Few people have paid the price that Salman Rushdie has paid for his dedication to telling the truth. The implicit criticism of Islam imbedded in his book, Satanic Verses, earned him a fatwa calling for his assassination. And, after a prolonged period of good fortune, in August of 2023, he suffered a near fatal knife attack that cost him his sight in one eye. One has to take seriously that kind of sacrifice and the insights that follow from it.
But in his book, Knife: Meditations After an Attempted Murder, Rushdie reiterates a questionable premise that he defended after the Charlie Hebdo murders:
Religion, an ancient form of unreason, when combined with modern weaponry becomes a real threat to our freedoms. Religious totalitarianism has caused a deadly mutation in the heart of Islam and we see the tragic consequences in Paris today….’Respect for religion has become a code phrase meaning ‘fear of religion.’ Religions, like all other ideas, deserve criticism, satire, and, yes, our fearless disrespect. (p. 201)
Given Rushdie’s hard-earned stature as a public intellectual, it is easy to glide over his words and simply offer a hearty affirmation. And, as it applies to the importance of criticism, I think that he on solid ground – though I am not sure that criticism or debate has ever benefited from “disrespect”.
That said, Rushdie slips all too easily from “Islam,” to “Islam under the influence of totalitarianism,” to “religion” in general. And he clearly begins with the premise that religion is – by its very nature – “an ancient form of unreason.” Here there is a great deal here to debate, notwithstanding Rushdie’s journey.
One, religion is not – by nature – a form of “unreason”. To be sure, most – if not all- forms of religion are predicated on convictions that cannot be tested, using the scientific method. But this does not make religion a form of “unreason”, any more that the assertion that life and well being is sustained by love is a form of unreason. A good deal of the deepest and most important convictions we hold to be true are of that nature. And, in fact, in our own case in the west, the Judaeo-Christian tradition, not our Greco-Roman forebears lie at the heart of those convictions. Even atheists attempt to talk about and justify notions of meaning, despite the randomness of existence that their position implies; and no one would refer to their position as unreason.

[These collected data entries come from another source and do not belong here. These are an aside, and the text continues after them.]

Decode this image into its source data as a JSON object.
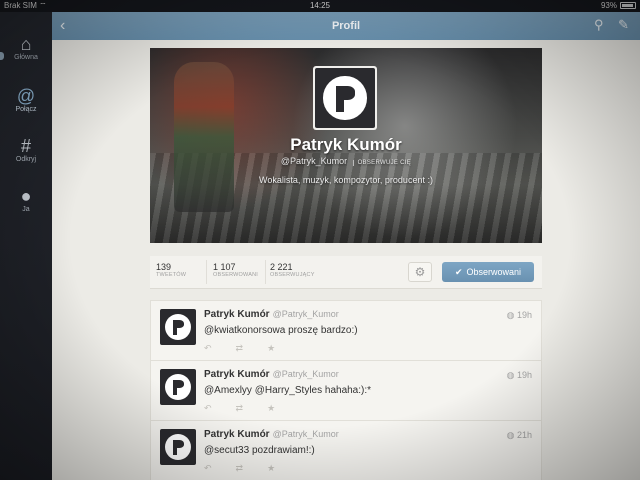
{
  "statusbar": {
    "carrier": "Brak SIM",
    "wifi_icon": "wifi-icon",
    "time": "14:25",
    "battery": "93%"
  },
  "sidebar": {
    "items": [
      {
        "label": "Główna",
        "icon": "home-icon",
        "active": false
      },
      {
        "label": "Połącz",
        "icon": "at-icon",
        "active": true
      },
      {
        "label": "Odkryj",
        "icon": "hash-icon",
        "active": false
      },
      {
        "label": "Ja",
        "icon": "person-icon",
        "active": false
      }
    ]
  },
  "topbar": {
    "title": "Profil",
    "back_icon": "chevron-left-icon",
    "search_icon": "search-icon",
    "compose_icon": "compose-icon"
  },
  "profile": {
    "name": "Patryk Kumór",
    "handle": "@Patryk_Kumor",
    "follows_you": "OBSERWUJE CIĘ",
    "bio": "Wokalista, muzyk, kompozytor, producent :)"
  },
  "stats": {
    "tweets": {
      "value": "139",
      "label": "TWEETÓW"
    },
    "following": {
      "value": "1 107",
      "label": "OBSERWOWANI"
    },
    "followers": {
      "value": "2 221",
      "label": "OBSERWUJĄCY"
    },
    "follow_button": "Obserwowani"
  },
  "tweets": [
    {
      "name": "Patryk Kumór",
      "handle": "@Patryk_Kumor",
      "time": "19h",
      "text": "@kwiatkonorsowa proszę bardzo:)"
    },
    {
      "name": "Patryk Kumór",
      "handle": "@Patryk_Kumor",
      "time": "19h",
      "text": "@Amexlyy @Harry_Styles hahaha:):*"
    },
    {
      "name": "Patryk Kumór",
      "handle": "@Patryk_Kumor",
      "time": "21h",
      "text": "@secut33 pozdrawiam!:)"
    }
  ],
  "colors": {
    "accent": "#6f96b3",
    "background": "#ecebe6",
    "sidebar": "#1f2228"
  }
}
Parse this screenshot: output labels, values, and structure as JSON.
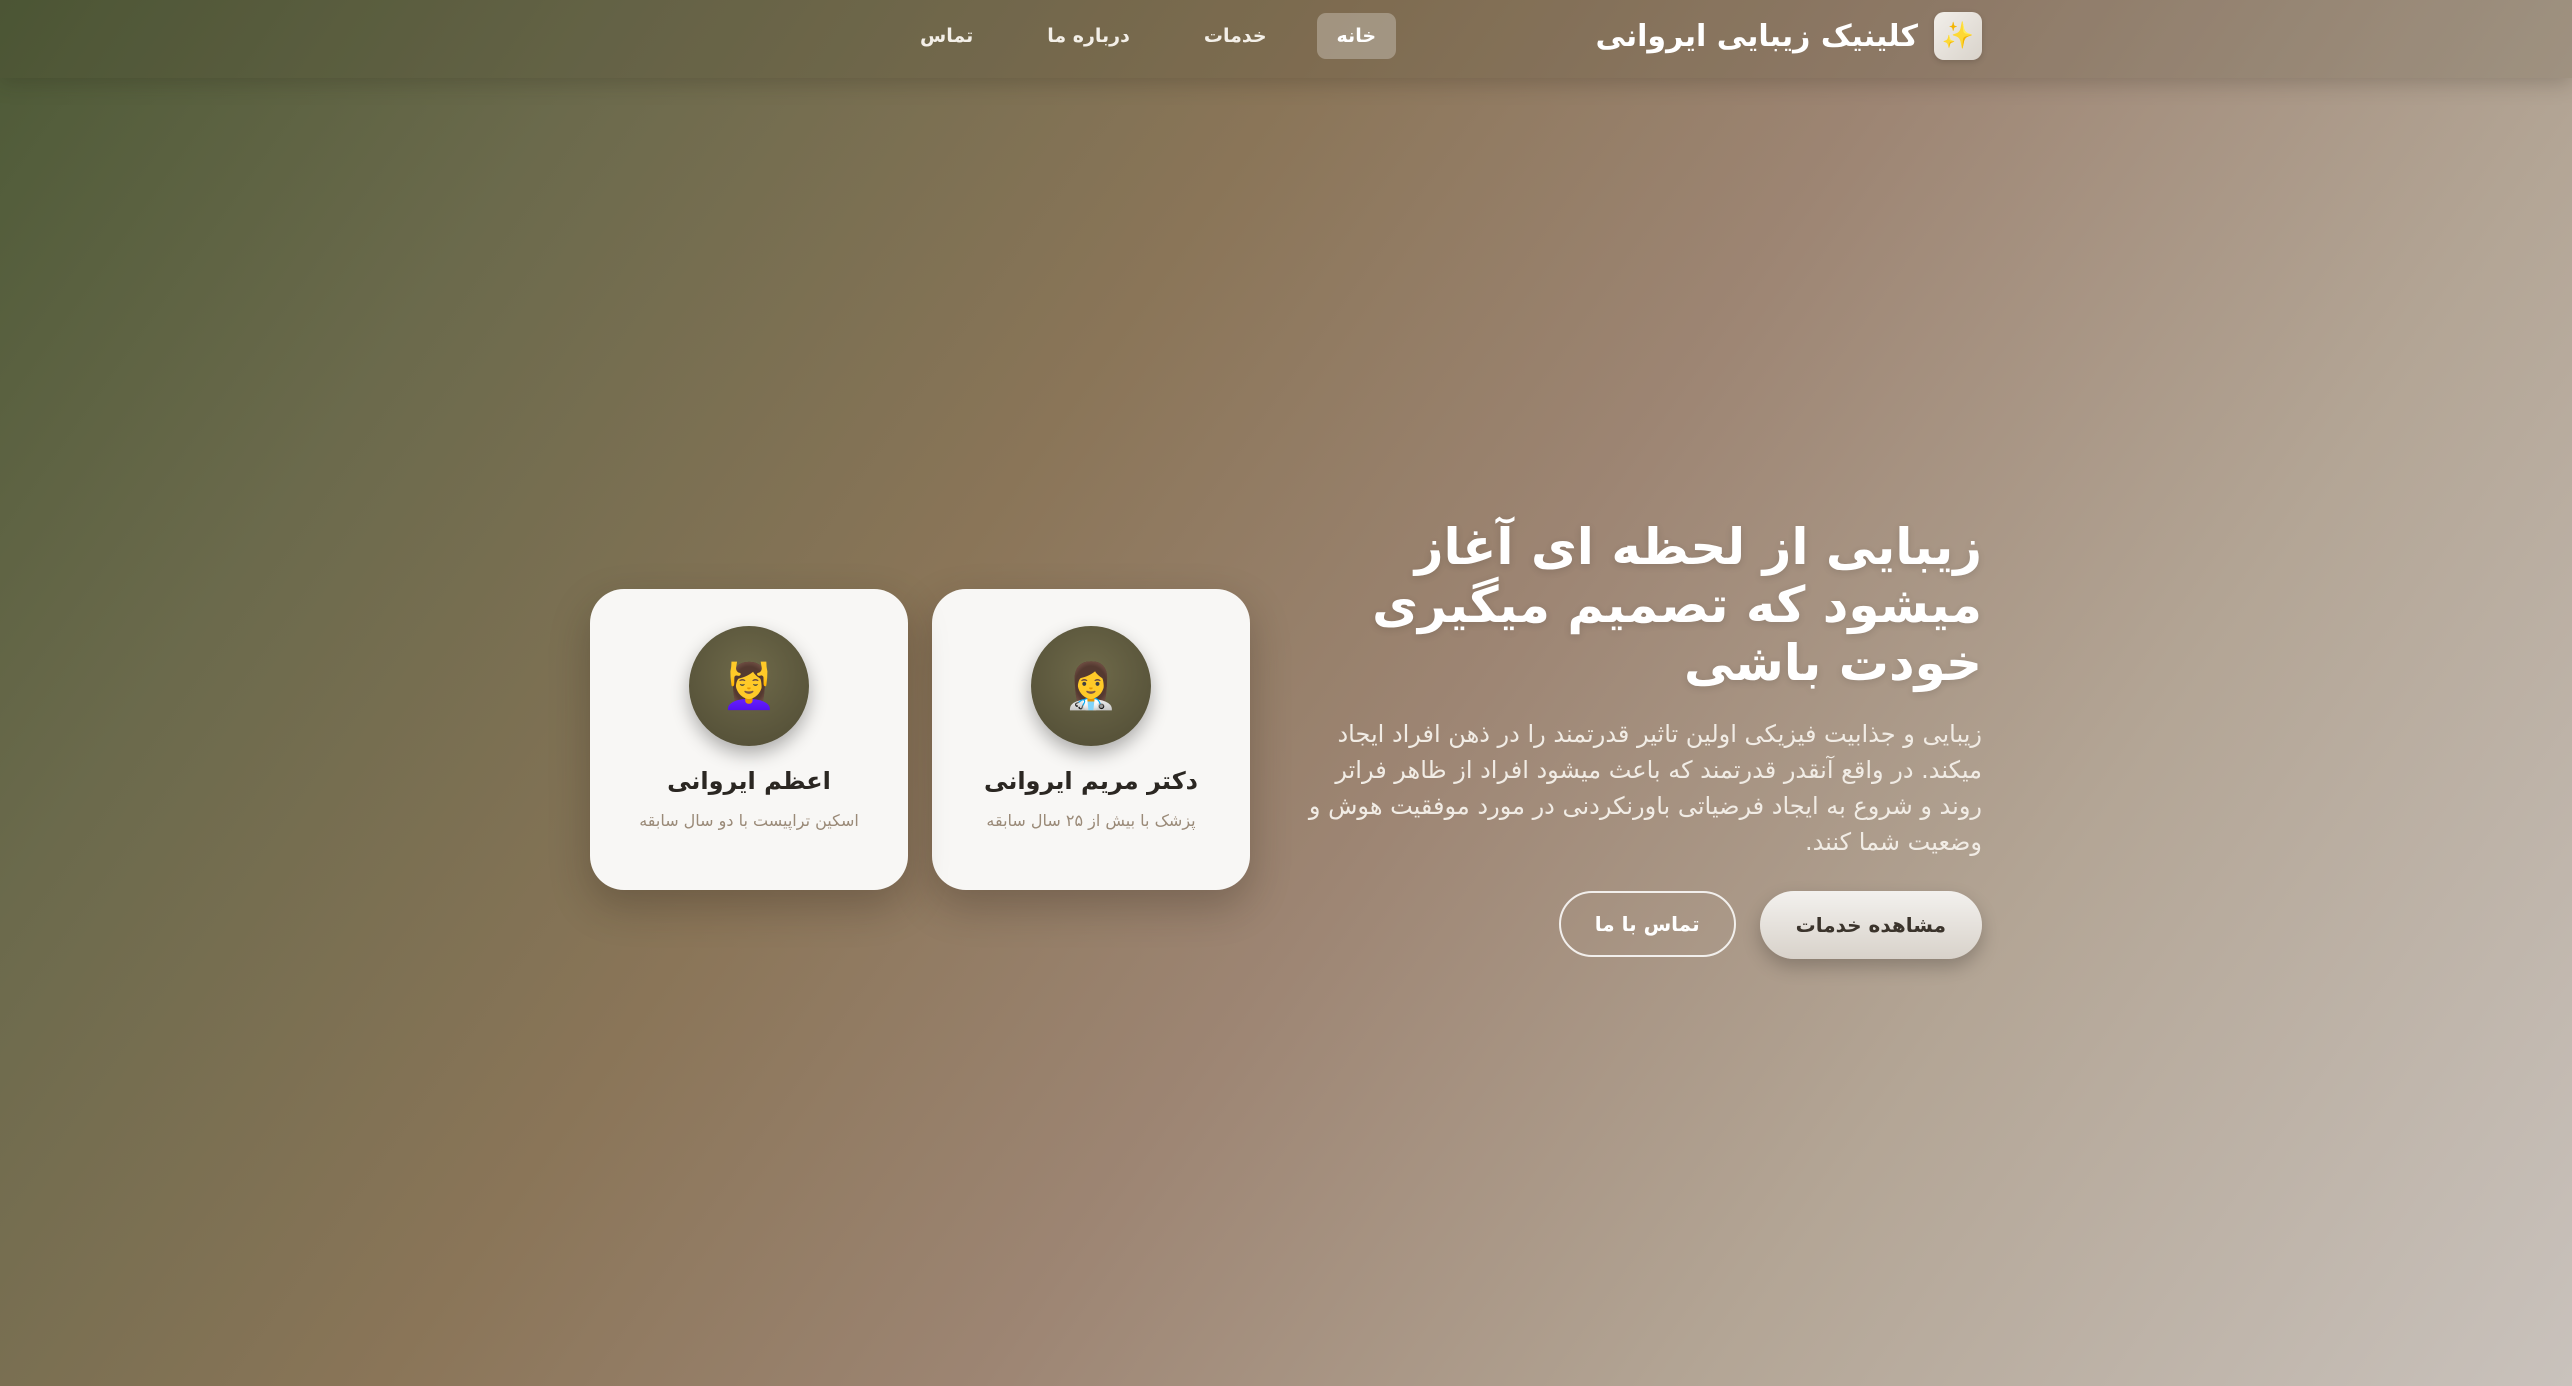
{
  "header": {
    "brand_name": "کلینیک زیبایی ایروانی",
    "brand_icon": "sparkles-icon",
    "nav": [
      {
        "label": "خانه",
        "active": true
      },
      {
        "label": "خدمات",
        "active": false
      },
      {
        "label": "درباره ما",
        "active": false
      },
      {
        "label": "تماس",
        "active": false
      }
    ]
  },
  "hero": {
    "title": "زیبایی از لحظه ای آغاز میشود که تصمیم میگیری خودت باشی",
    "description": "زیبایی و جذابیت فیزیکی اولین تاثیر قدرتمند را در ذهن افراد ایجاد میکند. در واقع آنقدر قدرتمند که باعث میشود افراد از ظاهر فراتر روند و شروع به ایجاد فرضیاتی باورنکردنی در مورد موفقیت هوش و وضعیت شما کنند.",
    "primary_button": "مشاهده خدمات",
    "secondary_button": "تماس با ما"
  },
  "cards": [
    {
      "name": "دکتر مریم ایروانی",
      "role": "پزشک با بیش از ۲۵ سال سابقه",
      "icon": "doctor-icon"
    },
    {
      "name": "اعظم ایروانی",
      "role": "اسکین تراپیست با دو سال سابقه",
      "icon": "facial-massage-icon"
    }
  ],
  "colors": {
    "background_start": "#4d5a37",
    "background_end": "#c9c2bc",
    "card_background": "#f8f7f5",
    "avatar_background": "#5f5a3f"
  }
}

Two, threats to freedom and wielding oppression is not a function of religious belief. It is a human failing. Self-consciously anti-religious regime’s, including the Soviet Union, Communist China, and other religionless regimes, demonstrated that they are capable of violence, cruelty, bloodshed, and oppression. Religion does not have the market cornered on ideologically driven violence.
Rushdie’s observations about Islam are more difficult to parse. It can certainly be argued that totalitarian understandings of Islam are a particular challenge, and it has been a challenge for quite some time (https://centerforinquiry.org/blog/the-totalitarian-nature-of-islam/). But in ways that are not true of Judaism or Christianity, Islam is – by nature – devoted to social and political control as part and parcel of its religious self-understanding.
The word siyaasah (translated above as political outlook) comes from a root (saasa) meaning to become in charge and take care of something, which means looking after something in a manner that maintains its well-being. The phrase sawwasahu al-qawm refers to people appointing someone to run their affairs….
Ibn Khaldoon defined as-siyaasah ash-shar‘iyyah [siyaasah on the basis of Islamic teachings] as follows: [It means] to lead the people in accordance with shar‘i guidelines, in a manner that serves their interests in the hereafter as well as in this world, for their interests in this world are connected to and may serve their interests in the hereafter, because the Islamic guidelines concerning the life of this world are connected to what serves people’s interests in the hereafter. Thus as-siyaasah ash-shar‘iyyah, in reality, means acting in the stead of the Messenger in guarding religious affairs and taking care of worldly affairs….
Based on that, siyaasah is an indivisible part of Islam, and there is no separation between siyaasah (politics) and deen (religion).
Based on the above and on modern usage of the word siyaasah, we may say that the Prophet (blessings and peace of Allah be upon him) used to conduct the people’s affairs and run the affairs of state on the basis of wise politics (siyaasah), because he brought a set of laws that were aimed at achieving what is in people’s best interests and warding off what is harmful and bad.
This is also how the Rightly Guided Caliphs and leaders of guidance after him ran the affairs of the ummah….
And Allah knows best. (https://islamqa.info/en/answers/181673/politics-from-an-islamic-perspective)
So, if such an astute writer, like Rushdie, introduces so little nuance on the subject of religion, what are the implications?
One, as Peter Jennings observed years ago, subtle understandings of religion are hard to find, and until that problem is addressed, nuance will continue to disappear from conversations about it.
Two, an improved understanding of religion would help to keep people from equating religion with humankind’s worst instincts. Religion is, in fact, often the wellspring of humanity’s greater impulses.
Three, religion cannot be minimized as a force in human affairs, and our failure to recognize this has bedeviled policy decisions.
Four, having said all of this about religion as a category, individual religions are not just “all the same,” and any reliable understanding of religion will require an understanding of individual religions.